C. CONSOLIDER LA RSE DANS LES ENTREPRISES

1. Une RSE équilibrée entre les trois piliers de l'ESG.

Afin de mieux s'approprier les impacts de leurs activités, les entreprises doivent s'intéresser à leur performance globale et intégrer à leurs outils de pilotage interne des métriques contribuant à la quantifier.

L'accent est actuellement fortement mis sur la contribution des entreprises à la lutte contre le réchauffement climatique. Pourtant, la RSE ne peut se résumer à sa dimension environnementale, laquelle ne doit être une priorité que pour les entreprises ayant un fort impact négatif et qui doivent rendre compatible leur business model avec la lutte contre le changement climatique (limitation de la hausse de la température mondiale à 2°C) ou une gestion durable des ressources.

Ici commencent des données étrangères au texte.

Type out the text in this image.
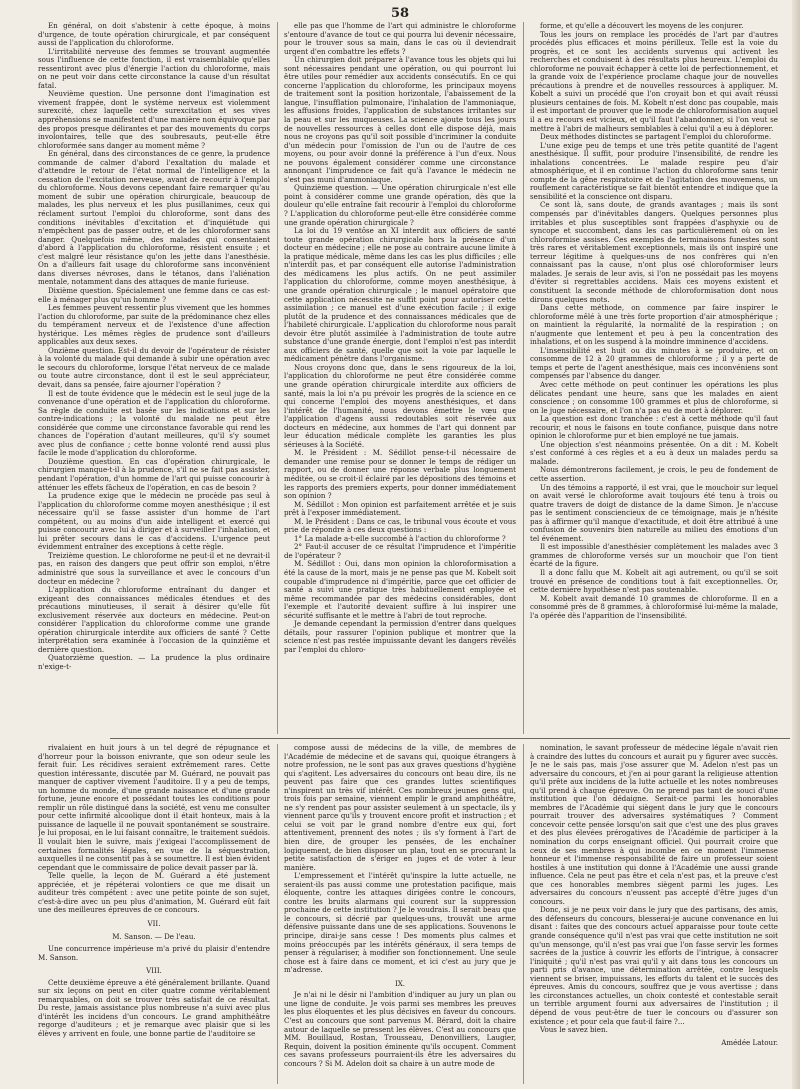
58

En général, on doit s'abstenir à cette époque, à moins d'urgence, de toute opération chirurgicale, et par conséquent aussi de l'application du chloroforme.

L'irritabilité nerveuse des femmes se trouvant augmentée sous l'influence de cette fonction, il est vraisemblable qu'elles ressentiront avec plus d'énergie l'action du chloroforme, mais on ne peut voir dans cette circonstance la cause d'un résultat fatal.

Neuvième question. Une personne dont l'imagination est vivement frappée, dont le système nerveux est violemment surexcité, chez laquelle cette surexcitation et ses vives appréhensions se manifestent d'une manière non équivoque par des propos presque délirantes et par des mouvements du corps involontaires, telle que des soubresauts, peut-elle être chloroformée sans danger au moment même ?

En général, dans des circonstances de ce genre, la prudence commande de calmer d'abord l'exaltation du malade et d'attendre le retour de l'état normal de l'intelligence et la cessation de l'excitation nerveuse, avant de recourir à l'emploi du chloroforme. Nous devons cependant faire remarquer qu'au moment de subir une opération chirurgicale, beaucoup de malades, les plus nerveux et les plus pusillanimes, ceux qui réclament surtout l'emploi du chloroforme, sont dans des conditions inévitables d'excitation et d'inquiétude qui n'empêchent pas de passer outre, et de les chloroformer sans danger. Quelquefois même, des malades qui consentaient d'abord à l'application du chloroforme, résistent ensuite ; et c'est malgré leur résistance qu'on les jette dans l'anesthésie. On a d'ailleurs fait usage du chloroforme sans inconvénient dans diverses névroses, dans le tétanos, dans l'aliénation mentale, notamment dans des attaques de manie furieuse.

Dixième question. Spécialement une femme dans ce cas est-elle à ménager plus qu'un homme ?

Les femmes peuvent ressentir plus vivement que les hommes l'action du chloroforme, par suite de la prédominance chez elles du tempérament nerveux et de l'existence d'une affection hystérique. Les mêmes règles de prudence sont d'ailleurs applicables aux deux sexes.

Onzième question. Est-il du devoir de l'opérateur de résister à la volonté du malade qui demande à subir une opération avec le secours du chloroforme, lorsque l'état nerveux de ce malade ou toute autre circonstance, dont il est le seul appréciateur, devait, dans sa pensée, faire ajourner l'opération ?

Il est de toute évidence que le médecin est le seul juge de la convenance d'une opération et de l'application du chloroforme. Sa règle de conduite est basée sur les indications et sur les contre-indications ; la volonté du malade ne peut être considérée que comme une circonstance favorable qui rend les chances de l'opération d'autant meilleures, qu'il s'y soumet avec plus de confiance ; cette bonne volonté rend aussi plus facile le mode d'application du chloroforme.

Douzième question. En cas d'opération chirurgicale, le chirurgien manque-t-il à la prudence, s'il ne se fait pas assister, pendant l'opération, d'un homme de l'art qui puisse concourir à atténuer les effets fâcheux de l'opération, en cas de besoin ?

La prudence exige que le médecin ne procède pas seul à l'application du chloroforme comme moyen anesthésique ; il est nécessaire qu'il se fasse assister d'un homme de l'art compétent, ou au moins d'un aide intelligent et exercé qui puisse concourir avec lui à diriger et à surveiller l'inhalation, et lui prêter secours dans le cas d'accidens. L'urgence peut évidemment entraîner des exceptions à cette règle.

Treizième question. Le chloroforme ne peut-il et ne devrait-il pas, en raison des dangers que peut offrir son emploi, n'être administré que sous la surveillance et avec le concours d'un docteur en médecine ?

L'application du chloroforme entraînant du danger et exigeant des connaissances médicales étendues et des précautions minutieuses, il serait à désirer qu'elle fût exclusivement réservée aux docteurs en médecine. Peut-on considérer l'application du chloroforme comme une grande opération chirurgicale interdite aux officiers de santé ? Cette interprétation sera examinée à l'occasion de la quinzième et dernière question.

Quatorzième question. — La prudence la plus ordinaire n'exige-t-

elle pas que l'homme de l'art qui administre le chloroforme s'entoure d'avance de tout ce qui pourra lui devenir nécessaire, pour le trouver sous sa main, dans le cas où il deviendrait urgent d'en combattre les effets ?

Un chirurgien doit préparer à l'avance tous les objets qui lui sont nécessaires pendant une opération, ou qui pourront lui être utiles pour remédier aux accidents consécutifs. En ce qui concerne l'application du chloroforme, les principaux moyens de traitement sont la position horizontale, l'abaissement de la langue, l'insufflation pulmonaire, l'inhalation de l'ammoniaque, les affusions froides, l'application de substances irritantes sur la peau et sur les muqueuses. La science ajoute tous les jours de nouvelles ressources à celles dont elle dispose déjà, mais nous ne croyons pas qu'il soit possible d'incriminer la conduite d'un médecin pour l'omission de l'un ou de l'autre de ces moyens, ou pour avoir donné la préférence à l'un d'eux. Nous ne pouvons également considérer comme une circonstance annonçant l'imprudence ce fait qu'à l'avance le médecin ne s'est pas muni d'ammoniaque.

Quinzième question. — Une opération chirurgicale n'est elle point à considérer comme une grande opération, dès que la douleur qu'elle entraîne fait recourir à l'emploi du chloroforme ? L'application du chloroforme peut-elle être considérée comme une grande opération chirurgicale ?

La loi du 19 ventôse an XI interdit aux officiers de santé toute grande opération chirurgicale hors la présence d'un docteur en médecine ; elle ne pose au contraire aucune limite à la pratique médicale, même dans les cas les plus difficiles ; elle n'interdit pas, et par conséquent elle autorise l'administration des médicamens les plus actifs. On ne peut assimiler l'application du chloroforme, comme moyen anesthésique, à une grande opération chirurgicale ; le manuel opératoire que cette application nécessite ne suffit point pour autoriser cette assimilation ; ce manuel est d'une exécution facile ; il exige plutôt de la prudence et des connaissances médicales que de l'habileté chirurgicale. L'application du chloroforme nous paraît devoir être plutôt assimilée à l'administration de toute autre substance d'une grande énergie, dont l'emploi n'est pas interdit aux officiers de santé, quelle que soit la voie par laquelle le médicament pénètre dans l'organisme.

Nous croyons donc que, dans le sens rigoureux de la loi, l'application du chloroforme ne peut être considérée comme une grande opération chirurgicale interdite aux officiers de santé, mais la loi n'a pu prévoir les progrès de la science en ce qui concerne l'emploi des moyens anesthésiques, et dans l'intérêt de l'humanité, nous devons émettre le vœu que l'application d'agens aussi redoutables soit réservée aux docteurs en médecine, aux hommes de l'art qui donnent par leur éducation médicale complète les garanties les plus sérieuses à la Société.

M. le Président : M. Sédillot pense-t-il nécessaire de demander une remise pour se donner le temps de rédiger un rapport, ou de donner une réponse verbale plus longuement méditée, ou se croit-il éclairé par les dépositions des témoins et les rapports des premiers experts, pour donner immédiatement son opinion ?

M. Sédillot : Mon opinion est parfaitement arrêtée et je suis prêt à l'exposer immédiatement.

M. le Président : Dans ce cas, le tribunal vous écoute et vous prie de répondre à ces deux questions :

1° La malade a-t-elle succombé à l'action du chloroforme ?

2° Faut-il accuser de ce résultat l'imprudence et l'impéritie de l'opérateur ?

M. Sédillot : Oui, dans mon opinion la chloroformisation a été la cause de la mort, mais je ne pense pas que M. Kobelt soit coupable d'imprudence ni d'impéritie, parce que cet officier de santé a suivi une pratique très habituellement employée et même recommandée par des médecins considérables, dont l'exemple et l'autorité devaient suffire à lui inspirer une sécurité suffisante et le mettre à l'abri de tout reproche.

Je demande cependant la permission d'entrer dans quelques détails, pour rassurer l'opinion publique et montrer que la science n'est pas restée impuissante devant les dangers révélés par l'emploi du chloro-

forme, et qu'elle a découvert les moyens de les conjurer.

Tous les jours on remplace les procédés de l'art par d'autres procédés plus efficaces et moins périlleux. Telle est la voie du progrès, et ce sont les accidents survenus qui activent les recherches et conduisent à des résultats plus heureux. L'emploi du chloroforme ne pouvait échapper à cette loi de perfectionnement, et la grande voix de l'expérience proclame chaque jour de nouvelles précautions à prendre et de nouvelles ressources à appliquer. M. Kobelt a suivi un procédé que l'on croyait bon et qui avait réussi plusieurs centaines de fois. M. Kobelt n'est donc pas coupable, mais il est important de prouver que le mode de chloroformisation auquel il a eu recours est vicieux, et qu'il faut l'abandonner, si l'on veut se mettre à l'abri de malheurs semblables à celui qu'il a eu à déplorer.

Deux méthodes distinctes se partagent l'emploi du chloroforme.

L'une exige peu de temps et une très petite quantité de l'agent anesthésique. Il suffit, pour produire l'insensibilité, de rendre les inhalations concentrées. Le malade respire peu d'air atmosphérique, et il en continue l'action du chloroforme sans tenir compte de la gêne respiratoire et de l'agitation des mouvemens, un rouflement caractéristique se fait bientôt entendre et indique que la sensibilité et la conscience ont disparu.

Ce sont là, sans doute, de grands avantages ; mais ils sont compensés par d'inévitables dangers. Quelques personnes plus irritables et plus susceptibles sont frappées d'asphyxie ou de syncope et succombent, dans les cas particulièrement où on les chloroformise assises. Ces exemples de terminaisons funestes sont très rares et véritablement exceptionnels, mais ils ont inspiré une terreur légitime à quelques-uns de nos confrères qui n'en connaissant pas la cause, n'ont plus osé chloroformiser leurs malades. Je serais de leur avis, si l'on ne possédait pas les moyens d'éviter si regrettables accidens. Mais ces moyens existent et constituent la seconde méthode de chloroformisation dont nous dirons quelques mots.

Dans cette méthode, on commence par faire inspirer le chloroforme mêlé à une très forte proportion d'air atmosphérique ; on maintient la régularité, la normalité de la respiration ; on n'augmente que lentement et peu à peu la concentration des inhalations, et on les suspend à la moindre imminence d'accidens.

L'insensibilité est huit ou dix minutes à se produire, et on consomme de 12 à 20 grammes de chloroforme ; il y a perte de temps et perte de l'agent anesthésique, mais ces inconvéniens sont compensés par l'absence du danger.

Avec cette méthode on peut continuer les opérations les plus délicates pendant une heure, sans que les malades en aient conscience ; on consomme 100 grammes et plus de chloroforme, si on le juge nécessaire, et l'on n'a pas eu de mort à déplorer.

La question est donc tranchée : c'est à cette méthode qu'il faut recourir, et nous le faisons en toute confiance, puisque dans notre opinion le chloroforme pur et bien employé ne tue jamais.

Une objection s'est néanmoins présentée. On a dit : M. Kobelt s'est conformé à ces règles et a eu à deux un malades perdu sa malade.

Nous démontrerons facilement, je crois, le peu de fondement de cette assertion.

Un des témoins a rapporté, il est vrai, que le mouchoir sur lequel on avait versé le chloroforme avait toujours été tenu à trois ou quatre travers de doigt de distance de la dame Simon. Je n'accuse pas le sentiment consciencieux de ce témoignage, mais je n'hésite pas à affirmer qu'il manque d'exactitude, et doit être attribué à une confusion de souvenirs bien naturelle au milieu des émotions d'un tel événement.

Il est impossible d'anesthésier complètement les malades avec 3 grammes de chloroforme versés sur un mouchoir que l'on tient écarté de la figure.

Il a donc fallu que M. Kobelt ait agi autrement, ou qu'il se soit trouvé en présence de conditions tout à fait exceptionnelles. Or, cette dernière hypothèse n'est pas soutenable.

M. Kobelt avait demandé 10 grammes de chloroforme. Il en a consommé près de 8 grammes, à chloroformisé lui-même la malade, l'a opérée dès l'apparition de l'insensibilité.

rivalaient en huit jours à un tel degré de répugnance et d'horreur pour la boisson enivrante, que son odeur seule les ferait fuir. Les récidives seraient extrêmement rares. Cette question intéressante, discutée par M. Guérard, ne pouvait pas manquer de captiver vivement l'auditoire. Il y a peu de temps, un homme du monde, d'une grande naissance et d'une grande fortune, jeune encore et possédant toutes les conditions pour remplir un rôle distingué dans la société, est venu me consulter pour cette infirmité alcoolique dont il était honteux, mais à la puissance de laquelle il ne pouvait spontanément se soustraire. Je lui proposai, en le lui faisant connaître, le traitement suédois. Il voulait bien le suivre, mais j'exigeai l'accomplissement de certaines formalités légales, en vue de la séquestration, auxquelles il ne consentit pas à se soumettre. Il est bien évident cependant que le commissaire de police devait passer par là.

Telle quelle, la leçon de M. Guérard a été justement appréciée, et je répéterai volontiers ce que me disait un auditeur très compétent : avec une petite pointe de son sujet, c'est-à-dire avec un peu plus d'animation, M. Guérard eût fait une des meilleures épreuves de ce concours.

VII.

M. Sanson. — De l'eau.

Une concurrence impérieuse m'a privé du plaisir d'entendre M. Sanson.

VIII.

Cette deuxième épreuve a été généralement brillante. Quand sur six leçons on peut en citer quatre comme véritablement remarquables, on doit se trouver très satisfait de ce résultat. Du reste, jamais assistance plus nombreuse n'a suivi avec plus d'intérêt les incidens d'un concours. Le grand amphithéâtre regorge d'auditeurs ; et je remarque avec plaisir que si les élèves y arrivent en foule, une bonne partie de l'auditoire se

compose aussi de médecins de la ville, de membres de l'Académie de médecine et de savans qui, quoique étrangers à notre profession, ne le sont pas aux graves questions d'hygiène qui s'agitent. Les adversaires du concours ont beau dire, ils ne peuvent pas faire que ces grandes luttes scientifiques n'inspirent un très vif intérêt. Ces nombreux jeunes gens qui, trois fois par semaine, viennent emplir le grand amphithéâtre, ne s'y rendent pas pour assister seulement à un spectacle, ils y viennent parce qu'ils y trouvent encore profit et instruction ; et celui se voit par le grand nombre d'entre eux qui, fort attentivement, prennent des notes ; ils s'y forment à l'art de bien dire, de grouper les pensées, de les enchaîner logiquement, de bien disposer un plan, tout en se procurant la petite satisfaction de s'ériger en juges et de voter à leur manière.

L'empressement et l'intérêt qu'inspire la lutte actuelle, ne seraient-ils pas aussi comme une protestation pacifique, mais éloquente, contre les attaques dirigées contre le concours, contre les bruits alarmans qui courent sur la suppression prochaine de cette institution ? Je le voudrais. Il serait beau que le concours, si décrié par quelques-uns, trouvât une arme défensive puissante dans une de ses applications. Souvenons le principe, dirai-je sans cesse ! Des moments plus calmes et moins préoccupés par les intérêts généraux, il sera temps de penser à régulariser, à modifier son fonctionnement. Une seule chose est à faire dans ce moment, et ici c'est au jury que je m'adresse.

IX.

Je n'ai ni le désir ni l'ambition d'indiquer au jury un plan ou une ligne de conduite. Je vois parmi ses membres les preuves les plus éloquentes et les plus décisives en faveur du concours. C'est au concours que sont parvenus M. Bérard, doit la chaire autour de laquelle se pressent les élèves. C'est au concours que MM. Bouillaud, Rostan, Trousseau, Denonvilliers, Laugier, Requin, doivent la position éminente qu'ils occupent. Comment ces savans professeurs pourraient-ils être les adversaires du concours ? Si M. Adelon doit sa chaire à un autre mode de

nomination, le savant professeur de médecine légale n'avait rien à craindre des luttes du concours et aurait pu y figurer avec succès. Je ne le sais pas, mais j'ose assurer que M. Adelon n'est pas un adversaire du concours, et j'en ai pour garant la religieuse attention qu'il prête aux incidens de la lutte actuelle et les notes nombreuses qu'il prend à chaque épreuve. On ne prend pas tant de souci d'une institution que l'on dédaigne. Serait-ce parmi les honorables membres de l'Académie qui siègent dans le jury que le concours pourrait trouver des adversaires systématiques ? Comment concevoir cette pensée lorsqu'on sait que c'est une des plus graves et des plus élevées prérogatives de l'Académie de participer à la nomination du corps enseignant officiel. Qui pourrait croire que ceux de ses membres à qui incombe en ce moment l'immense honneur et l'immense responsabilité de faire un professeur soient hostiles à une institution qui donne à l'Académie une aussi grande influence. Cela ne peut pas être et cela n'est pas, et la preuve c'est que ces honorables membres siègent parmi les juges. Les adversaires du concours n'eussent pas accepté d'être juges d'un concours.

Donc, si je ne peux voir dans le jury que des partisans, des amis, des défenseurs du concours, blesserai-je aucune convenance en lui disant : faites que des concours actuel apparaisse pour toute cette grande conséquence qu'il n'est pas vrai que cette institution ne soit qu'un mensonge, qu'il n'est pas vrai que l'on fasse servir les formes sacrées de la justice à couvrir les efforts de l'intrigue, à consacrer l'iniquité ; qu'il n'est pas vrai qu'il y ait dans tous les concours un parti pris d'avance, une détermination arrêtée, contre lesquels viennent se briser, impuissans, les efforts du talent et le succès des épreuves. Amis du concours, souffrez que je vous avertisse ; dans les circonstances actuelles, un choix contesté et contestable serait un terrible argument fourni aux adversaires de l'institution ; il dépend de vous peut-être de tuer le concours ou d'assurer son existence ; et pour cela que faut-il faire ?...

Vous le savez bien.

Amédée Latour.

La dimension sociale et la gouvernance ne doivent pas être négligées, afin de contribuer à transformer profondément l'entreprise.

Dans le précédent rapport de la Délégation aux entreprises consacrée à la RSE, la logique d'approche globale était rappelée, soulignant que l'inclusion du social « constituerait un moyen de mieux impliquer les salariés, de les faire adhérer davantage à la RSE de leur entreprise, et de concilier le global, les enjeux climatiques, et le local, le bien-être en entreprise ».

Cette approche est constante depuis les travaux du Commissariat général du Plan (1997), « évaluer la performance globale d'une entreprise c'est considérer que sa performance économique sans prise en compte des externalités négatives de son activité sur son environnement (social et écologique) ne constitue pas une « juste évaluation » de la performance », et dans les rapports de la Plateforme RSE.

Recommandation n° 10 :

Équilibrer les trois piliers de l'ESG, qui ne peut se résumer aux actions de lutte contre le réchauffement climatique mais doit englober le social et la gouvernance de l'entreprise.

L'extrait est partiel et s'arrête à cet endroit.